# Speedometer doesn't work on 91 maxima. HELP!



## stans96max (Sep 19, 2005)

Let me fill you in on what I have done....

The speedometer stopped working on my car and the check engine light came on. I read the codes and got a 14 which is the vehicle speed sensor. I replaced the speed sensor and reset the computer. This did not fix the problem and the check engine light came back on and is still giving a code 14. I thought it might be a wiring issue so I traced the wiring back as far as possible in the engine compartment and it is good. I don't know what to do next. Any suggestions?? Thanks.


----------



## MyGreenMax94 (Dec 17, 2005)

It might be a bad instrument cluster...


How did you "reset" your computer?


----------



## stans96max (Sep 19, 2005)

I reset the computer by turning the screw on the computer counter clockwise all the way and waiting until the lights blinked 4 times and then turning the screw back clockwise.

Is it a common thing for the cluster to go bad? My tach still works as well as my cruise control.

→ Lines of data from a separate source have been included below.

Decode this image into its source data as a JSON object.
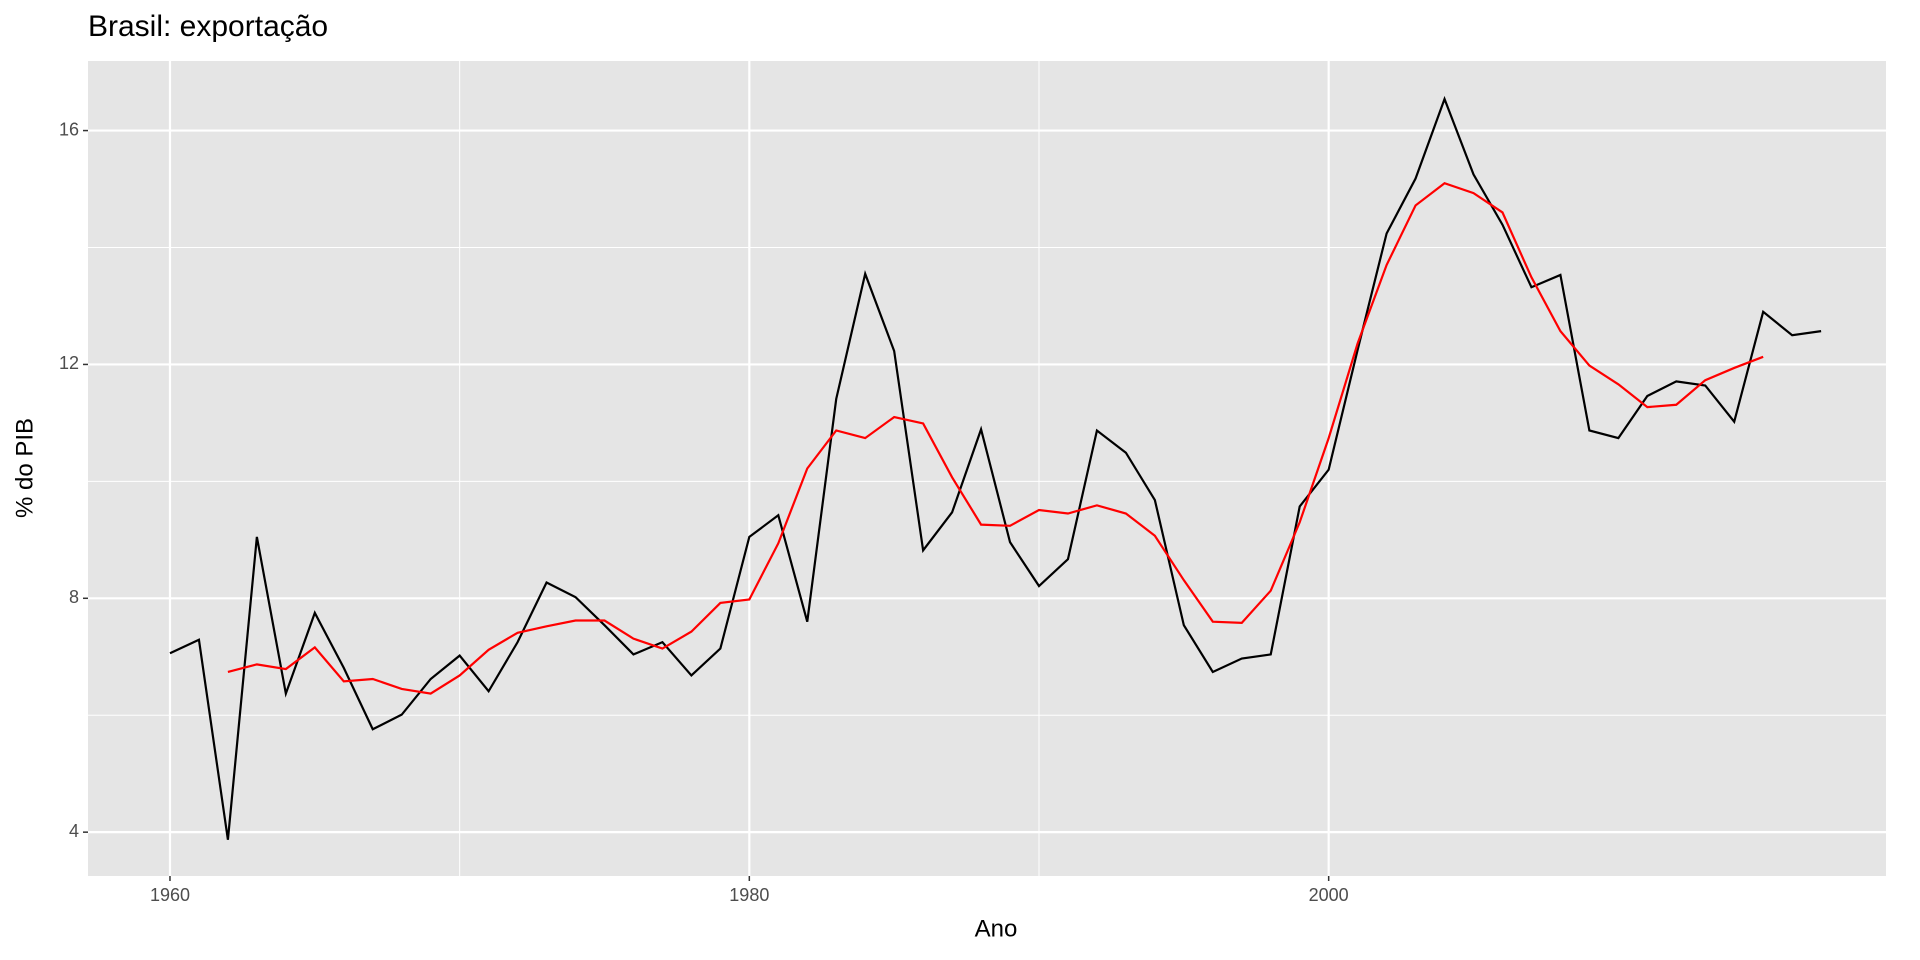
{
  "chart_data": {
    "type": "line",
    "title": "Brasil: exportação",
    "xlabel": "Ano",
    "ylabel": "% do PIB",
    "x": [
      1960,
      1961,
      1962,
      1963,
      1964,
      1965,
      1966,
      1967,
      1968,
      1969,
      1970,
      1971,
      1972,
      1973,
      1974,
      1975,
      1976,
      1977,
      1978,
      1979,
      1980,
      1981,
      1982,
      1983,
      1984,
      1985,
      1986,
      1987,
      1988,
      1989,
      1990,
      1991,
      1992,
      1993,
      1994,
      1995,
      1996,
      1997,
      1998,
      1999,
      2000,
      2001,
      2002,
      2003,
      2004,
      2005,
      2006,
      2007,
      2008,
      2009,
      2010,
      2011,
      2012,
      2013,
      2014,
      2015,
      2016,
      2017
    ],
    "series": [
      {
        "color": "#000000",
        "values": [
          7.06,
          7.29,
          3.87,
          9.05,
          6.37,
          7.75,
          6.81,
          5.76,
          6.01,
          6.62,
          7.02,
          6.41,
          7.25,
          8.27,
          8.02,
          7.54,
          7.04,
          7.25,
          6.68,
          7.14,
          9.05,
          9.42,
          7.6,
          11.41,
          13.55,
          12.23,
          8.82,
          9.47,
          10.89,
          8.96,
          8.21,
          8.67,
          10.87,
          10.49,
          9.68,
          7.54,
          6.74,
          6.97,
          7.04,
          9.57,
          10.2,
          12.25,
          14.24,
          15.18,
          16.54,
          15.25,
          14.39,
          13.32,
          13.53,
          10.87,
          10.74,
          11.46,
          11.71,
          11.64,
          11.02,
          12.9,
          12.5,
          12.57
        ]
      },
      {
        "color": "#ff0000",
        "values": [
          null,
          null,
          6.74,
          6.87,
          6.79,
          7.16,
          6.58,
          6.62,
          6.45,
          6.37,
          6.68,
          7.12,
          7.41,
          7.52,
          7.62,
          7.62,
          7.31,
          7.14,
          7.43,
          7.92,
          7.98,
          8.94,
          10.22,
          10.87,
          10.74,
          11.1,
          10.99,
          10.07,
          9.26,
          9.24,
          9.51,
          9.45,
          9.59,
          9.45,
          9.07,
          8.31,
          7.6,
          7.58,
          8.13,
          9.3,
          10.74,
          12.36,
          13.7,
          14.72,
          15.1,
          14.93,
          14.6,
          13.49,
          12.57,
          11.98,
          11.66,
          11.27,
          11.31,
          11.73,
          11.94,
          12.13,
          null,
          null
        ]
      }
    ],
    "xlim": [
      1957.17,
      2019.24
    ],
    "xticks": [
      1960,
      1980,
      2000
    ],
    "ylim": [
      3.25,
      17.19
    ],
    "yticks": [
      4,
      8,
      12,
      16
    ],
    "grid": true
  }
}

But the speedo and mileage doesn't. Would the cluster going bad cause a vehicle speed sensor code? Thanks for the help!


----------



## MyGreenMax94 (Dec 17, 2005)

stans96max said:


> I reset the computer by turning the screw on the computer counter clockwise all the way and waiting until the lights blinked 4 times and then turning the screw back clockwise.



Try resetting the ecu by removing the negative cable from the battery for about 15 minutes...


----------



## internetautomart (Mar 8, 2004)

there has been a case where the cluster was bad and it was killing the VSS every time it was being replced.


----------



## stans96max (Sep 19, 2005)

Is there a way to check the VSS? Can you check it using a voltmeter or measuring resistance?


----------



## MyGreenMax94 (Dec 17, 2005)

stans96max said:


> Is there a way to check the VSS? Can you check it using a voltmeter or measuring resistance?


----------



## stans96max (Sep 19, 2005)

Thanks. I'll test my VSS this afternoon. I replaced the insturment cluster and the new one is doing the same thing. I took my battery cable off for about 1 hour. After driving for 5 minutes with the new cluster, the check engine light came back on. My new VSS may be bad or could have been blown by a bad cluster. I hope this is the case because I really don't know what else could be wrong. I'll keep you posted.


----------